According to McKoy’s adverse incident report form and a written statement, Martin got into the shower wearing her pajamas on the night before she went into the hospital. According to the report, Martin was having “behaviors.” She wrote that Martin had thrown feces at her, but missed and hit the kitchen floor.

Wilson testified to finding no evidence of feces on the kitchen floor.

During his investigating into Martin’s injuries, Wilson said he later found an adverse incident report form balled up in the group home’s kitchen trash can. McKoy had filled out the form.
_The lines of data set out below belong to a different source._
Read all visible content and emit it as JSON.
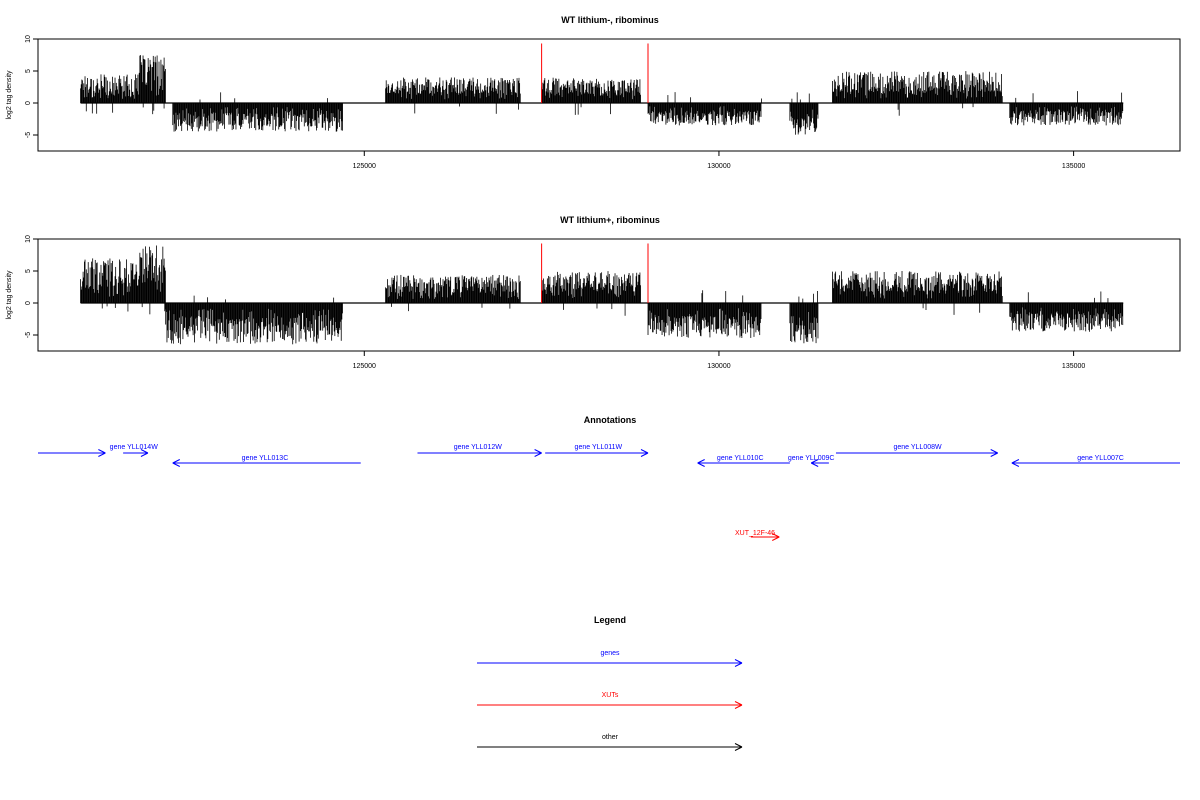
{
  "chart_data": [
    {
      "type": "bar",
      "title": "WT lithium-, ribominus",
      "xlabel": "",
      "ylabel": "log2 tag density",
      "xlim": [
        120400,
        136500
      ],
      "ylim": [
        -7.5,
        10
      ],
      "yticks": [
        -5,
        0,
        5,
        10
      ],
      "xticks": [
        125000,
        130000,
        135000
      ],
      "grid": false,
      "x_start": 121000,
      "x_end": 135700,
      "marker_positions": [
        127500,
        129000
      ],
      "marker_height": 9.3,
      "regions": [
        {
          "from": 121000,
          "to": 121800,
          "strand": "plus",
          "max": 4.5
        },
        {
          "from": 121800,
          "to": 122200,
          "strand": "plus",
          "max": 7.5
        },
        {
          "from": 122300,
          "to": 124700,
          "strand": "minus",
          "max": 4.5
        },
        {
          "from": 125300,
          "to": 127200,
          "strand": "plus",
          "max": 4.0
        },
        {
          "from": 127500,
          "to": 128900,
          "strand": "plus",
          "max": 4.0
        },
        {
          "from": 129000,
          "to": 130600,
          "strand": "minus",
          "max": 3.5
        },
        {
          "from": 131000,
          "to": 131400,
          "strand": "minus",
          "max": 5.0
        },
        {
          "from": 131600,
          "to": 134000,
          "strand": "plus",
          "max": 5.0
        },
        {
          "from": 134100,
          "to": 135700,
          "strand": "minus",
          "max": 3.5
        }
      ]
    },
    {
      "type": "bar",
      "title": "WT lithium+, ribominus",
      "xlabel": "",
      "ylabel": "log2 tag density",
      "xlim": [
        120400,
        136500
      ],
      "ylim": [
        -7.5,
        10
      ],
      "yticks": [
        -5,
        0,
        5,
        10
      ],
      "xticks": [
        125000,
        130000,
        135000
      ],
      "grid": false,
      "x_start": 121000,
      "x_end": 135700,
      "marker_positions": [
        127500,
        129000
      ],
      "marker_height": 9.3,
      "regions": [
        {
          "from": 121000,
          "to": 121800,
          "strand": "plus",
          "max": 7.0
        },
        {
          "from": 121800,
          "to": 122200,
          "strand": "plus",
          "max": 9.0
        },
        {
          "from": 122200,
          "to": 124700,
          "strand": "minus",
          "max": 6.5
        },
        {
          "from": 125300,
          "to": 127200,
          "strand": "plus",
          "max": 4.5
        },
        {
          "from": 127500,
          "to": 128900,
          "strand": "plus",
          "max": 5.0
        },
        {
          "from": 129000,
          "to": 130600,
          "strand": "minus",
          "max": 5.5
        },
        {
          "from": 131000,
          "to": 131400,
          "strand": "minus",
          "max": 6.5
        },
        {
          "from": 131600,
          "to": 134000,
          "strand": "plus",
          "max": 5.0
        },
        {
          "from": 134100,
          "to": 135700,
          "strand": "minus",
          "max": 4.5
        }
      ]
    }
  ],
  "annotations": {
    "title": "Annotations",
    "xlim": [
      120400,
      136500
    ],
    "genes": [
      {
        "label": "gene YLL014W",
        "from": 120400,
        "to": 121350,
        "dir": "right",
        "row": 0,
        "label_pos": 121750
      },
      {
        "label": "",
        "from": 121600,
        "to": 121950,
        "dir": "right",
        "row": 0,
        "label_pos": 121750
      },
      {
        "label": "gene YLL013C",
        "from": 122300,
        "to": 124950,
        "dir": "left",
        "row": 1,
        "label_pos": 123600
      },
      {
        "label": "gene YLL012W",
        "from": 125750,
        "to": 127500,
        "dir": "right",
        "row": 0,
        "label_pos": 126600
      },
      {
        "label": "gene YLL011W",
        "from": 127550,
        "to": 129000,
        "dir": "right",
        "row": 0,
        "label_pos": 128300
      },
      {
        "label": "gene YLL010C",
        "from": 129700,
        "to": 131000,
        "dir": "left",
        "row": 1,
        "label_pos": 130300
      },
      {
        "label": "gene YLL009C",
        "from": 131300,
        "to": 131550,
        "dir": "left",
        "row": 1,
        "label_pos": 131300
      },
      {
        "label": "gene YLL008W",
        "from": 131650,
        "to": 133930,
        "dir": "right",
        "row": 0,
        "label_pos": 132800
      },
      {
        "label": "gene YLL007C",
        "from": 134130,
        "to": 136500,
        "dir": "left",
        "row": 1,
        "label_pos": 135380
      }
    ],
    "xuts": [
      {
        "label": "XUT_12F-46",
        "from": 130450,
        "to": 130850,
        "dir": "right",
        "label_pos": 130650
      }
    ]
  },
  "legend": {
    "title": "Legend",
    "items": [
      {
        "label": "genes",
        "color": "#0000ff"
      },
      {
        "label": "XUTs",
        "color": "#ff0000"
      },
      {
        "label": "other",
        "color": "#000000"
      }
    ]
  },
  "colors": {
    "axis": "#000000",
    "signal": "#000000",
    "marker": "#ff0000",
    "gene": "#0000ff",
    "xut": "#ff0000",
    "other": "#000000"
  }
}
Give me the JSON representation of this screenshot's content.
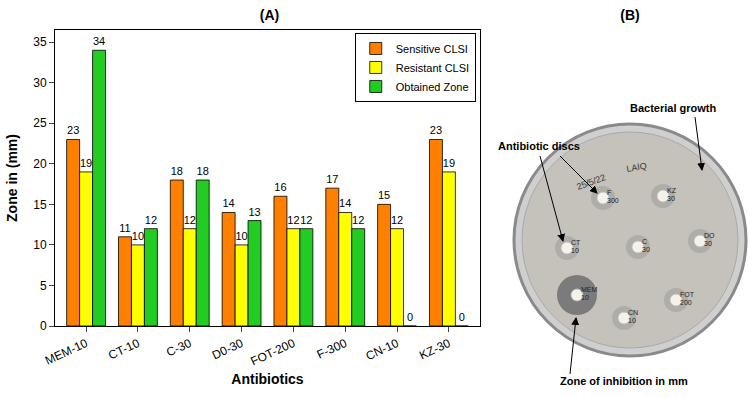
{
  "chart_data": {
    "type": "bar",
    "title": "(A)",
    "x_label": "Antibiotics",
    "y_label": "Zone in (mm)",
    "categories": [
      "MEM-10",
      "CT-10",
      "C-30",
      "D0-30",
      "FOT-200",
      "F-300",
      "CN-10",
      "KZ-30"
    ],
    "series": [
      {
        "name": "Sensitive CLSI",
        "color": "#ff8000",
        "values": [
          23,
          11,
          18,
          14,
          16,
          17,
          15,
          23
        ]
      },
      {
        "name": "Resistant CLSI",
        "color": "#ffff00",
        "values": [
          19,
          10,
          12,
          10,
          12,
          14,
          12,
          19
        ]
      },
      {
        "name": "Obtained Zone",
        "color": "#22cc22",
        "values": [
          34,
          12,
          18,
          13,
          12,
          12,
          0,
          0
        ]
      }
    ],
    "ylim": [
      0,
      36.5
    ],
    "yticks": [
      0,
      5,
      10,
      15,
      20,
      25,
      30,
      35
    ],
    "grid": false,
    "legend": "upper right",
    "data_labels": true
  },
  "photo": {
    "title": "(B)",
    "handwriting": [
      "25/5/22",
      "LAIQ"
    ],
    "discs": [
      [
        "F",
        "300"
      ],
      [
        "KZ",
        "30"
      ],
      [
        "CT",
        "10"
      ],
      [
        "C",
        "30"
      ],
      [
        "DO",
        "30"
      ],
      [
        "MEM",
        "10"
      ],
      [
        "FOT",
        "200"
      ],
      [
        "CN",
        "10"
      ]
    ],
    "annotations": {
      "discs": "Antibiotic discs",
      "growth": "Bacterial growth",
      "zone": "Zone of inhibition in mm"
    }
  }
}
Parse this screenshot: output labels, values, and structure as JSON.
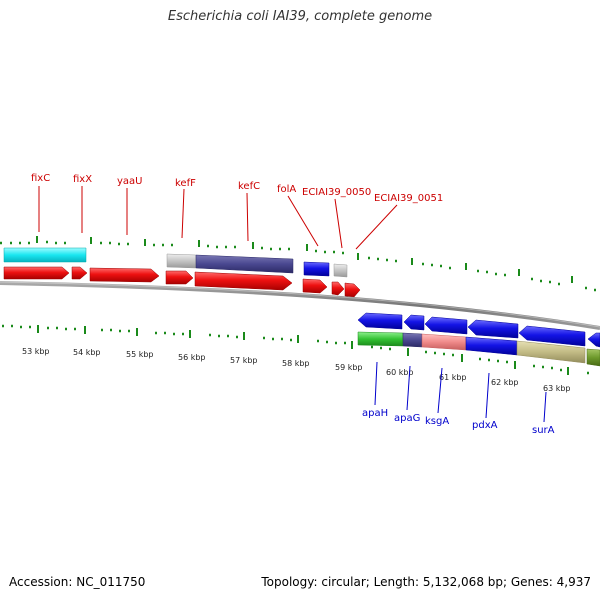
{
  "title": "Escherichia coli IAI39, complete genome",
  "footer": {
    "accession": "Accession: NC_011750",
    "summary": "Topology: circular; Length: 5,132,068 bp; Genes: 4,937"
  },
  "colors": {
    "forward_label": "#cc0000",
    "reverse_label": "#0000cc",
    "tick": "#1a8a1a",
    "backbone": "#888888"
  },
  "scale_labels": [
    "53 kbp",
    "54 kbp",
    "55 kbp",
    "56 kbp",
    "57 kbp",
    "58 kbp",
    "59 kbp",
    "60 kbp",
    "61 kbp",
    "62 kbp",
    "63 kbp"
  ],
  "forward_genes": [
    "fixC",
    "fixX",
    "yaaU",
    "kefF",
    "kefC",
    "folA",
    "ECIAI39_0050",
    "ECIAI39_0051"
  ],
  "reverse_genes": [
    "apaH",
    "apaG",
    "ksgA",
    "pdxA",
    "surA"
  ]
}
She later turned in another form detailing the incidents of the morning of Oct. 27, 1999. A picture he took of the receptacle’s untouched contents during that first visit to the house the morning Martin was admitted to the hospital shows the form on top of the pile of trash.

Earlier testimony from employees of the group home and from Susan Steinhauser, the qualified professional who oversaw the clinical business of the home, referred to a meeting of group home employees at the Fayetteville office of Preferred Alternatives. During the meeting, Steinhauser directed the employees to “correct” the forms, she testified. Steinhauser only directed the employees to “add more detail, where they would just say that an incident happened,” she said.

McKoy is being tried under a relatively new and unused statute in the North Carolina Criminal Code, according to prosecutor Tony Berk. Only 12 people have been prosecuted under the statute since it went into effect in 1997. The statute is so new that standard jury instructions have not been developed for judges to give when trying a case under the statute.

In this case, Superior Court Judge James Webb asked for input on jury instructions from Berk and David Crockett, the defense attorney representing McKoy.

“And more counties should use it,” he said. “In this county, we have a lot of these group homes.”